Letter to the Editor:

Just over two weeks ago, Sen. Daines held a roundtable discussion in the Flathead Valley concerning the management of Montana’s National forests. The roundtable featured a varying range of comments and perspectives on the topic. Additional discussions were also to take place in Missoula and Bozeman.

About 15 people representing various interests were invited to the table, plus observers and media. They included county commissioners, environmental groups and wood products employees and executives.

The counties of Lincoln, Mineral and Sanders each had a commissioner at the table. They  unanimously expressed the same glaring fact: the very precarious fiscal condition of their respective counties.

Representatives of environmental groups indicated that we need to try new models and if I understood correctly, they advocated unexpected and untraditional approaches.
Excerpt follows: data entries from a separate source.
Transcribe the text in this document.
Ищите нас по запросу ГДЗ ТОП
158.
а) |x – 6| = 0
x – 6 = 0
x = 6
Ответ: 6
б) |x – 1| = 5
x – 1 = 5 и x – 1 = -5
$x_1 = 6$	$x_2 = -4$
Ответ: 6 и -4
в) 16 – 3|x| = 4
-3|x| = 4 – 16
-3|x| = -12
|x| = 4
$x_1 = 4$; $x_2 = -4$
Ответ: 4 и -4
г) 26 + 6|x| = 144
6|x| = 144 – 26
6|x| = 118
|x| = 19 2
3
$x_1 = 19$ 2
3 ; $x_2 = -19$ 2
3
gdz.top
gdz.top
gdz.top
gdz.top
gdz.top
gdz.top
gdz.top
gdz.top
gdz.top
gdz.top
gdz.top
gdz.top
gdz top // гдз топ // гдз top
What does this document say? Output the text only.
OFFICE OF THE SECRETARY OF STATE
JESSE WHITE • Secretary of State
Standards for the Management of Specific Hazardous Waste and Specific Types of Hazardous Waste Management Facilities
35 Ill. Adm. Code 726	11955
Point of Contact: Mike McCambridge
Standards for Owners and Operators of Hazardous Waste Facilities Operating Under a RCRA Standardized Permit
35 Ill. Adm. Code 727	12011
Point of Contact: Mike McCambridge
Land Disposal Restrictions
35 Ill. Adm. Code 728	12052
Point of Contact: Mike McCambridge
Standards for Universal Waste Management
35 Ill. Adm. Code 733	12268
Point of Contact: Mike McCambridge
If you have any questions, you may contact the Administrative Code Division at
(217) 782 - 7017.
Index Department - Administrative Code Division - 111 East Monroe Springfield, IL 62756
I interpret this as meaning, yes, let’s try some out-of-the-box ideas.

The overall thrust of the producers’ comments revolved around the continued decline of log supply for their mills, the declining income for their employees and families and the declining multiplier effect of economic activity. The various mills represented noted that they will experience very low to zero log volume that will hamper or prevent continued production during the annual spring breakup period, when it is not possible to collect logs in the woods and haul them to the millyards. No reliable log supply, no jobs, no multiplier effect. Of course, like a recalcitrant rattlesnake, this formidable trend has survived in spite of countless problem-identifying discussions and roundtables over the past two decades.

Overall, these perspectives indicated the continued deterioration of rural communities in Northwest Montana. As concerned citizens we need to work immediately and intensely toward a long-term management strategy that has the potential to equitably serve all county citizens.

The neglect of economic facts cannot go on, while county services are debilitated and taxation escalates. Yet amazingly, there are rumblings of another three year Secure Rural Schools Band-Aid. Are we politically motivated to begin implementing short-term fixes and at the same time begin testing new management models? The continuous application of bandages shows that the wound refuses to heal. A more intense scrutiny of the wound, with a true healing regimen, is just what the doctor ordered.

As in the past, some participants left with an optimistic glow, others were nonplussed. A few seasoned participants left with a studied wait-and-see attitude. As Yogi Berra once said, it was “déjà vu, all over again.”

But the roundtable served as yet another painful reminder that Lincoln County and surrounding counties have serious economic and fiscal problems which we need to resolve with some vigor and in a timely manner.